Opinión

‘Mujeres españolas’, ensayo de Salvador de Madariaga

“Éste es un tono que España da de sí. La época de su esplendor fue de temple masculino. Colores oscuros; costumbres austeras. Mujeres encerradas. Ceño adusto a la que cayere; y contra ella, más severas aún las mujeres que los hombres. De su conducta dependerá el honor de los hombres de la familia”, escribe el insigne ensayista Salvador de Madariaga.

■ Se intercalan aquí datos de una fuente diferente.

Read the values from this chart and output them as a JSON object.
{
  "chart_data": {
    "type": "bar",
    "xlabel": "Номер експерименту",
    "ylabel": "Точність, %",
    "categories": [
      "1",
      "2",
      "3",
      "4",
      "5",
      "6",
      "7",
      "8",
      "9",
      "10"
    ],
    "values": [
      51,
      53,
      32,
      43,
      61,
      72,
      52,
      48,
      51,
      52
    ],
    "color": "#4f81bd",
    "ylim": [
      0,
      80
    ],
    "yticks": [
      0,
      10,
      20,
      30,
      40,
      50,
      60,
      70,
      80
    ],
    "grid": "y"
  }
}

‘Mujeres españolas’, ensayo de Salvador de Madariaga

“Éste es un tono que España da de sí. La época de su esplendor fue de temple masculino. Colores oscuros; costumbres austeras. Mujeres encerradas. Ceño adusto a la que cayere; y contra ella, más severas aún las mujeres que los hombres. De su conducta dependerá el honor de los hombres de la familia”, escribe el insigne ensayista Salvador de Madariaga. Releemos ahora su obra Mujeres españolas, Editorial Espasa-Calpe, Colección Austral, Madrid, en su segunda edición, 1975. “Si mal no recuerdo, la primera mujer que alcanzó cátedra de profesora en una Universidad europea fue doña Emilia Pardo Bazán, que en la de Madrid enseñó literatura comparada a principios de siglo, creo que en 1916 –resalta, en sus reflexiones, el gallego cosmopolita que fue Madariaga–. Poco después, María de Maeztu iba a vindicar mi atrevido aserto sobre la igualdad académica de las mujeres en un famoso proceso contencioso contra un ministro de Instrucción Pública, que había decretado un real decreto denegando a las mujeres, por el mero hecho de serlo, el título de doctor”.

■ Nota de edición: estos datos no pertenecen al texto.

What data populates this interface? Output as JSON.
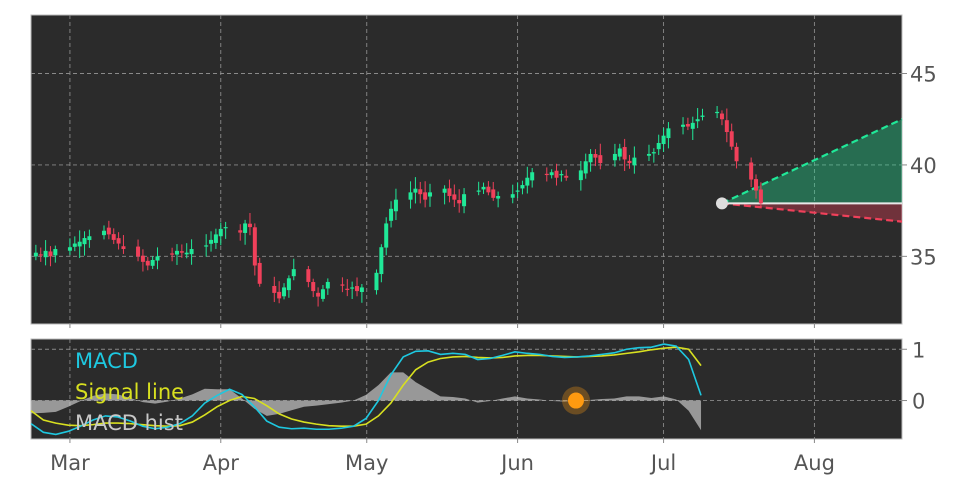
{
  "chart_data": [
    {
      "type": "candlestick",
      "x_axis": {
        "type": "date",
        "range": [
          "2021-02-21",
          "2021-08-19"
        ],
        "ticks": [
          {
            "date": "2021-03-01",
            "label": "Mar"
          },
          {
            "date": "2021-04-01",
            "label": "Apr"
          },
          {
            "date": "2021-05-01",
            "label": "May"
          },
          {
            "date": "2021-06-01",
            "label": "Jun"
          },
          {
            "date": "2021-07-01",
            "label": "Jul"
          },
          {
            "date": "2021-08-01",
            "label": "Aug"
          }
        ]
      },
      "y_axis": {
        "range": [
          31.3,
          48.2
        ],
        "position": "right",
        "ticks": [
          35,
          40,
          45
        ]
      },
      "grid": true,
      "colors": {
        "up": "#20e898",
        "down": "#f0405a",
        "background": "#2b2b2b"
      },
      "closes": [
        35.2,
        35.1,
        35.3,
        35.0,
        35.4,
        35.5,
        35.7,
        35.8,
        36.0,
        36.1,
        36.4,
        36.2,
        35.9,
        35.7,
        35.4,
        35.0,
        34.7,
        34.5,
        34.8,
        35.0,
        35.1,
        35.3,
        35.2,
        35.2,
        35.4,
        35.6,
        35.9,
        36.2,
        36.5,
        36.6,
        36.3,
        36.8,
        36.6,
        34.5,
        33.5,
        33.0,
        32.7,
        33.3,
        33.8,
        34.3,
        33.6,
        33.1,
        32.8,
        33.2,
        33.6,
        33.4,
        33.2,
        33.3,
        33.1,
        33.3,
        34.1,
        35.5,
        36.8,
        37.6,
        38.1,
        38.5,
        38.7,
        38.4,
        38.1,
        38.5,
        38.7,
        38.3,
        38.1,
        37.9,
        38.4,
        38.6,
        38.8,
        38.5,
        38.2,
        38.3,
        38.4,
        38.6,
        38.9,
        39.3,
        39.6,
        39.5,
        39.6,
        39.3,
        39.5,
        39.3,
        39.7,
        40.2,
        40.6,
        40.4,
        40.1,
        40.6,
        40.9,
        40.3,
        40.1,
        40.4,
        40.6,
        40.7,
        41.2,
        41.6,
        42.0,
        42.2,
        42.1,
        42.3,
        42.5,
        42.7,
        42.9,
        42.5,
        41.8,
        41.0,
        40.2,
        39.2,
        38.6,
        37.9
      ],
      "projection": {
        "start": {
          "date": "2021-07-13",
          "value": 37.9
        },
        "upper": {
          "date": "2021-08-19",
          "value": 42.5,
          "color": "#20e898"
        },
        "lower": {
          "date": "2021-08-19",
          "value": 36.9,
          "color": "#f0405a"
        },
        "baseline": 37.9,
        "marker_color": "#dddddd"
      }
    },
    {
      "type": "line",
      "x_axis": {
        "type": "date",
        "range": [
          "2021-02-21",
          "2021-08-19"
        ]
      },
      "y_axis": {
        "range": [
          -0.75,
          1.2
        ],
        "position": "right",
        "ticks": [
          0,
          1
        ]
      },
      "grid": true,
      "legend": {
        "placement": "top-left"
      },
      "series": [
        {
          "name": "MACD",
          "color": "#1ec8e0",
          "values": [
            -0.45,
            -0.62,
            -0.66,
            -0.6,
            -0.5,
            -0.38,
            -0.3,
            -0.32,
            -0.4,
            -0.5,
            -0.55,
            -0.52,
            -0.45,
            -0.3,
            -0.05,
            0.1,
            0.22,
            0.12,
            -0.12,
            -0.4,
            -0.52,
            -0.55,
            -0.54,
            -0.56,
            -0.56,
            -0.54,
            -0.5,
            -0.35,
            0.0,
            0.5,
            0.85,
            0.96,
            0.97,
            0.9,
            0.92,
            0.9,
            0.8,
            0.82,
            0.88,
            0.95,
            0.92,
            0.9,
            0.86,
            0.84,
            0.85,
            0.87,
            0.9,
            0.93,
            1.0,
            1.03,
            1.04,
            1.1,
            1.06,
            0.8,
            0.1
          ]
        },
        {
          "name": "Signal line",
          "color": "#d8e020",
          "values": [
            -0.2,
            -0.38,
            -0.44,
            -0.48,
            -0.49,
            -0.47,
            -0.44,
            -0.44,
            -0.45,
            -0.47,
            -0.49,
            -0.5,
            -0.49,
            -0.42,
            -0.28,
            -0.12,
            0.0,
            0.08,
            0.04,
            -0.1,
            -0.26,
            -0.36,
            -0.42,
            -0.46,
            -0.49,
            -0.5,
            -0.5,
            -0.46,
            -0.3,
            -0.05,
            0.3,
            0.6,
            0.75,
            0.82,
            0.85,
            0.86,
            0.84,
            0.83,
            0.84,
            0.87,
            0.88,
            0.88,
            0.87,
            0.86,
            0.85,
            0.86,
            0.87,
            0.89,
            0.92,
            0.95,
            0.99,
            1.02,
            1.04,
            1.0,
            0.68
          ]
        },
        {
          "name": "MACD hist",
          "color": "#c8c8c8",
          "type": "area",
          "values": [
            -0.25,
            -0.24,
            -0.22,
            -0.12,
            -0.01,
            0.09,
            0.14,
            0.12,
            0.05,
            -0.03,
            -0.06,
            -0.02,
            0.04,
            0.12,
            0.23,
            0.22,
            0.22,
            0.04,
            -0.16,
            -0.3,
            -0.26,
            -0.19,
            -0.12,
            -0.1,
            -0.07,
            -0.04,
            0.0,
            0.11,
            0.3,
            0.55,
            0.55,
            0.36,
            0.22,
            0.08,
            0.07,
            0.04,
            -0.04,
            -0.01,
            0.04,
            0.08,
            0.04,
            0.02,
            -0.01,
            -0.02,
            0.0,
            0.01,
            0.03,
            0.04,
            0.08,
            0.08,
            0.05,
            0.08,
            0.02,
            -0.2,
            -0.58
          ]
        }
      ],
      "marker": {
        "date": "2021-06-13",
        "value": 0.0,
        "color": "#ff9a10"
      }
    }
  ]
}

Tras la ‘Introducción’, nos encontramos con su primer capítulo titulado Melibea, en el cual nos recuerda la grandeza de la obra clásica castellana Tragicomedia de Calisto y Melibea, comúnmente conocida por La Celestina. He ahí una frase significativa, la más impregnada de Destino, en que Sempronio encarece a Celestina la fluidez de las cosas humanas y su solubilidad en esa agua de vivir que no es sino el Tiempo: “Granada es Granada”.
El segundo capítulo lo dedica a Catalina de Aragón, quien había crecido entre armas y caballos, y a los seis años había visto a Boabdil entregar a su padre las llaves de Granada. Catalina nació en Alcalá el 16 de diciembre de 1485, en el castillo del arzobispo de Toledo. Y el nombre de Catalina se lo impusieron porque la abuela de su madre era una Catalina de Lancáster, reina de Castilla, como mujer de Enrique III. “Su corazón –señala Madariaga– iba a servir de pergamino para que sobre él, con dagas que no con plumas, escribieran sus padres y sobrinos tratados de poder y ambición. El matrimonio de sus padres significó la unión de España, menos Portugal. Mas, unidos los reinos de Fernando e Isabel, no vencían ni aun igualaban en peso político el reino más fuerte y rico de Europa, que ya era Francia. Mientras tanto, su madre Isabel –apoyando a Cristóbal Colón– había desviado a España de su vocación natural, que era la europeización del África mediterránea.
Más adelante, evocamos a ‘Lady Smith’, la española. Durante 1812 Wellington comienza la contrainvasión de España por Portugal que, gracias a la guerra de guerrillas de nuestro pueblo, lo llevará a Vitoria y a la total expulsión de los franceses del territorio peninsular. A continuación, rememora a ‘La Malibrán’, la voz del ‘bel canto’. Si nos retrotraemos a 1813, el primer tenor de la Ópera Real de San Carlo en Nápoles era un español llamado Manuel García. El papel infantil fue representado por María Felicia, una hija del tenor, de seis años no cumplidos. De este modo entró el prodigio del canto dramático que hizo universal el nombre de ‘La Malibrán’. ¿Y cómo no evocar a Paulina García Viardot, la cantante exaltada por el poeta francés Alfred de Musset en 1840? En último término, Madariaga desarrolla sus juicios en torno a nuestra Rosalía de Castro: “Supo y pudo no perder nunca ni el equilibrio ni el rumbo, y llegó así a transfigurar su dolor en belleza inolvidable”.